Navigating to the Evaluators tab in the left sidebar. Click Add Evaluator to create a new evaluator and select Human Evaluator.

Define the criteria

Here, you can provide a description of the evaluation criteria to your annotators. This description will be available to any reviewers when evaluating individual events or sessions.

It is often a good idea to include examples of “dos and don’ts” for your annotators to better understand how to grade the outputs.

For this example, we will provide a detailed criteria for grading Conciseness. See below.
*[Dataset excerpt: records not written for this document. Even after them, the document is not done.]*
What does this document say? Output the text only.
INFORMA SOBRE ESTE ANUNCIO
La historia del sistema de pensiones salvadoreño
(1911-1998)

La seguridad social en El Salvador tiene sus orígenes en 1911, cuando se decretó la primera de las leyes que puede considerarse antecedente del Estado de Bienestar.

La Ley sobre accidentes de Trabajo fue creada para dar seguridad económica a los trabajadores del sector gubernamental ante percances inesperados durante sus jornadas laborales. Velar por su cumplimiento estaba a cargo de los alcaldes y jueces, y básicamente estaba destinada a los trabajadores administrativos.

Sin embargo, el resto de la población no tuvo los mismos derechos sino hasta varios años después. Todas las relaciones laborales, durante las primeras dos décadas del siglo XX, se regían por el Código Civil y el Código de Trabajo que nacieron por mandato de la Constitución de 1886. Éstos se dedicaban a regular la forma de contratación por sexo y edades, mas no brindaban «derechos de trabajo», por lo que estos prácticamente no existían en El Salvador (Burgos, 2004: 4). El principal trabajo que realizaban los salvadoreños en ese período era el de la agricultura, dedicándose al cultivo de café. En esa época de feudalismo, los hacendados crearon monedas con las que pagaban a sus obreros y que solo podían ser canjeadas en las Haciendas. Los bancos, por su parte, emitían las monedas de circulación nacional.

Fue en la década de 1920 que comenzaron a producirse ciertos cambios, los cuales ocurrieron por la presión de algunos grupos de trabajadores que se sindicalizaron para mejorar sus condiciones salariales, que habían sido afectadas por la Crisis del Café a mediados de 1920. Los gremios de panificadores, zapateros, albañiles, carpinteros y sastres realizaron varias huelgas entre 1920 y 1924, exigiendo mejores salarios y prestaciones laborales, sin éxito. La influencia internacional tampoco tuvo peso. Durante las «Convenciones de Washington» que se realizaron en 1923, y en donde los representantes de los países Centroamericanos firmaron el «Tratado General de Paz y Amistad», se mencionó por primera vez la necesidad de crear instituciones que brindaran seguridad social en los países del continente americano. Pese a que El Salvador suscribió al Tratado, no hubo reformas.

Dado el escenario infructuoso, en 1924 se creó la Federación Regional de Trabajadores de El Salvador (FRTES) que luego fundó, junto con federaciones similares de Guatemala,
1. Relevance: Is the response directly related to the prompt without unnecessary details?
2. Clarity: Is the message clear and easily understandable?
3. Word Economy: Are unnecessary words, phrases, or sentences eliminated?
4. Precision: Does the response use precise language without being vague?
5. Elimination of Filler: Are redundant or filler words removed?
6. Logical Flow: Does the response follow a logical sequence without unnecessary jumps?
7. Brevity vs. Completeness: Is the response concise while still covering all necessary points?
8. Consistency: Does the response maintain consistent conciseness throughout?
9. Engagement: Does the response keep the reader's interest despite its brevity?
10. Overall Impact: Does the response effectively convey the message concisely?

We’ll simply copy and paste the above code in the evaluator console. See below.

Configuration and setup

Configure return type

We currently support the following return types:

  1. Numeric: Allows grading on a scale of 1-n, where n is the Rating Scale
  2. Binary: Allows grading on a 👍/👎 scale
  3. Notes: Allows providing free-form text as feedback

Since our evaluator in this example needs to return value between 1-5, we’ll configure it as Numeric and define Rating Scale as 5.

Configure passing range

Passing ranges are useful in order to be able to detect which test cases failed in your evaluation.

We’d ideally want the model to score 4 or 5, hence we’ll configure this as 4 to 5. This’ll allow us to account for slight errors in judgement made by the evaluator.

Using the evaluator

Annotating logs

All evaluators defined here will automatically appear in the trace view under the session object. You can simply provide feedback on each session or any events / spans within a session. See below.

Annotation Queues: You can create an annotation queue by simply using the trace and span-level filters in the Data Store. Use Completions tab if you’re looking to navigate between LLM requests, and Sessions tab if you’re looking to navigate between traces. You can use keyboard shortcuts like ⬆️ and ⬇️ to navigate across rows.